A teologia da prosperidade, que transforma bênção em bem de consumo, é o avesso do evangelho do pão partilhado. A teologia do domínio, que busca conquistar e subjugar em nome de Deus, trai o servo que lava os pés. O individualismo, que reduz a fé a uma experiência privada, rompe com a dimensão comunitária do Corpo de Cristo. E o clericalismo, que concentra poder nas mãos de poucos, é exatamente o sistema que Jesus combateu ao formar discípulos em comunhão itinerante. Jesus caminha com os seus por campos de espigas — e não por corredores palacianos. Ele compartilha o pão arrancado com as mãos e transforma esse gesto em liturgia viva. Ele não consulta normas antes de acolher, não exige credenciais antes de curar, não exige pureza ritual para amar. Ele sabe que o templo vivo de Deus é o pobre que come, a criança que brinca, a mulher que resiste, o pecador que volta. Por isso, diz: “O Reino de Deus está entre vós” (Lc 17,21).

O campo de trigo é mundo aberto ao Reino. As espigas arrancadas são sinais da partilha escatológica. E Jesus, o grão que cai na terra, é o Messias do povo faminto: “Se o grão de trigo não cai na terra e morre, permanece só; mas se morre, produz muito fruto” (Jo 12,24).

Seu sábado não é descanso para os que acumulam, mas libertação para os que carregam fardos. Seu culto é feito de compaixão. Ele não quer sacrifício, mas misericórdia. Ele não exige méritos, mas oferece graça.
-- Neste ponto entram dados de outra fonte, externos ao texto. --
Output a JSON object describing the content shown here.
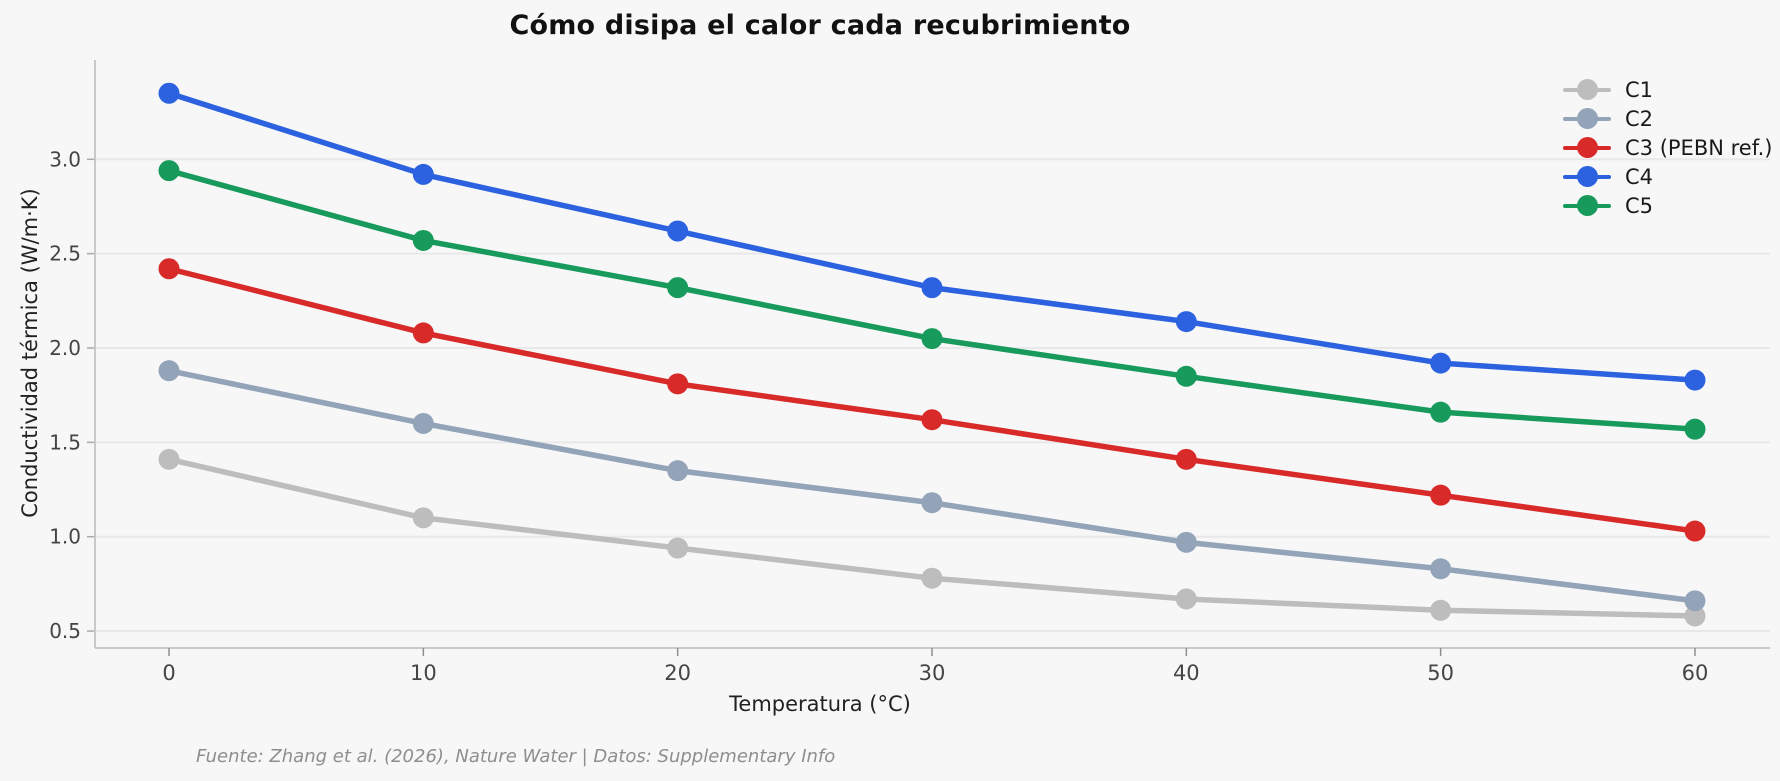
{
  "chart_data": {
    "type": "line",
    "title": "Cómo disipa el calor cada recubrimiento",
    "xlabel": "Temperatura (°C)",
    "ylabel": "Conductividad térmica (W/m·K)",
    "x": [
      0,
      10,
      20,
      30,
      40,
      50,
      60
    ],
    "xtick_labels": [
      "0",
      "10",
      "20",
      "30",
      "40",
      "50",
      "60"
    ],
    "ytick_labels": [
      "0.5",
      "1.0",
      "1.5",
      "2.0",
      "2.5",
      "3.0"
    ],
    "yticks": [
      0.5,
      1.0,
      1.5,
      2.0,
      2.5,
      3.0
    ],
    "xlim": [
      -2.9,
      63.0
    ],
    "ylim": [
      0.42,
      3.53
    ],
    "grid": "horizontal",
    "legend_position": "top-right",
    "series": [
      {
        "name": "C1",
        "color": "#bdbdbd",
        "values": [
          1.41,
          1.1,
          0.94,
          0.78,
          0.67,
          0.61,
          0.58
        ]
      },
      {
        "name": "C2",
        "color": "#93a3b8",
        "values": [
          1.88,
          1.6,
          1.35,
          1.18,
          0.97,
          0.83,
          0.66
        ]
      },
      {
        "name": "C3 (PEBN ref.)",
        "color": "#d92a2a",
        "values": [
          2.42,
          2.08,
          1.81,
          1.62,
          1.41,
          1.22,
          1.03
        ]
      },
      {
        "name": "C4",
        "color": "#2c62df",
        "values": [
          3.35,
          2.92,
          2.62,
          2.32,
          2.14,
          1.92,
          1.83
        ]
      },
      {
        "name": "C5",
        "color": "#179a5c",
        "values": [
          2.94,
          2.57,
          2.32,
          2.05,
          1.85,
          1.66,
          1.57
        ]
      }
    ],
    "source_note": "Fuente: Zhang et al. (2026), Nature Water | Datos: Supplementary Info"
  }
}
E quando os fariseus perguntam por que os discípulos transgridem, Jesus responde com a Palavra viva — que, como trigo colhido, alimenta os que têm fome de justiça. A profecia se cumpre. A nova presença de Deus já não está no Templo de pedras, mas no corpo rasgado da humanidade faminta. Deus habita com os homens. Ele enxuga lágrimas, remove pesos, abre campos e mesas. E se alguém ainda pergunta “quem deu a esses o direito de colher?”, o próprio Cristo responde:

“O Espírito do Senhor está sobre mim, porque me ungiu para anunciar a boa nova aos pobres...” (Lc 4,18). Que cada mesa posta sem exclusão, cada pão repartido sem medo, cada gesto que rompe o legalismo em nome da vida, seja sinal da nova criação. Porque: “Eis que faço novas todas as coisas” (Ap 21,5).

E nesse campo sagrado da história, onde os pequenos colhem espigas e os profetas denunciam as semanas injustas, o sábado reencontra seu sentido: descanso para os cansados, pão para os famintos, justiça para os esquecidos. Ali, e só ali, Deus é verdadeiramente adorado.